If the gun runs empty, you reload. If a guy charges you with a knife and you’ve trained your draw, you can draw quickly and efficiently to deal with the threat. Gun malfunctions? If the gun malfunctions and you’ve worked on those drills, you can quickly fix it and start shooting.
If you train a skill, you can pull it out of the library and react without having to list the pros and cons of your actions.
Implicit Memory
Implicit memory becomes the bank your brain draws from in high-intensity situations. People often call it muscle memory, but it’s more appropriately designated as procedural memory.
When you’re in a high-stress situation, explicit memory—which is memory you have to consciously recall—will often fail. You rely instead on implicit memory, where your procedural memory lies.

As you practice a skill over and over, your brain insulates your neuron’s axons with a fatty lipoprotein called a myelin sheath. This increases the speed of signal conduction.
When you learn a skill, you’re triggering myelin production. To put it simply: The more you practice, the less cognitive load is required to achieve the action; it becomes automated. You can react appropriately while freeing up cognitive load to continue dealing with the threat and an evolving situation.

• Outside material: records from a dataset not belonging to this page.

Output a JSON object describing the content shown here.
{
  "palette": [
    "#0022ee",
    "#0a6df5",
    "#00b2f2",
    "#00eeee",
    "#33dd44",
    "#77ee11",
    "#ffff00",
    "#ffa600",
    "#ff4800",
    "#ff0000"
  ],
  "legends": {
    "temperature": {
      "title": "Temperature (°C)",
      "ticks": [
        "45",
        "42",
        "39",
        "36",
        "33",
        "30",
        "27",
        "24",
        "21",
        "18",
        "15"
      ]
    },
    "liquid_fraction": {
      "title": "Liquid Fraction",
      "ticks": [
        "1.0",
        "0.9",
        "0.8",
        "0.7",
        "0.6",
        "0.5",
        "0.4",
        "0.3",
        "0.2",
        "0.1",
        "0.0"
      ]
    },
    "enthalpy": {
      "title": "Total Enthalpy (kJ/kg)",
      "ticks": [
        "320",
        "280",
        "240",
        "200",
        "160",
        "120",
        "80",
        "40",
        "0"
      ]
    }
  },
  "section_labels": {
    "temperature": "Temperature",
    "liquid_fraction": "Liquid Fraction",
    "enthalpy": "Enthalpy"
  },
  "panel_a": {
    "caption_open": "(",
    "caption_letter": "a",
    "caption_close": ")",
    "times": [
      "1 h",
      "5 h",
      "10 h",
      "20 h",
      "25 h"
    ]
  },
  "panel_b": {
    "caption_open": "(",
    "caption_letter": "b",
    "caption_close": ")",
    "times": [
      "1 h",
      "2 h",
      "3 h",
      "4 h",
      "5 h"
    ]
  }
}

This is only achieved through repetitive training. For firearms, it’s lots of dry fire, live fire, training under an instructor, and getting those reps in to automate a skill.
Beating Fear
Training beats fear. This is not just macho talk; it is scientifically proven. Building skills reduces your cognitive load and allows you to use the high road of fear to make good decisions.
Procedural memory makes your firearms skills flow rather than being something you have to actively think about in the middle of a stressful situation. That procedural memory is only built through repetitive training and practice. If you want to beat fear and react when it counts, start training.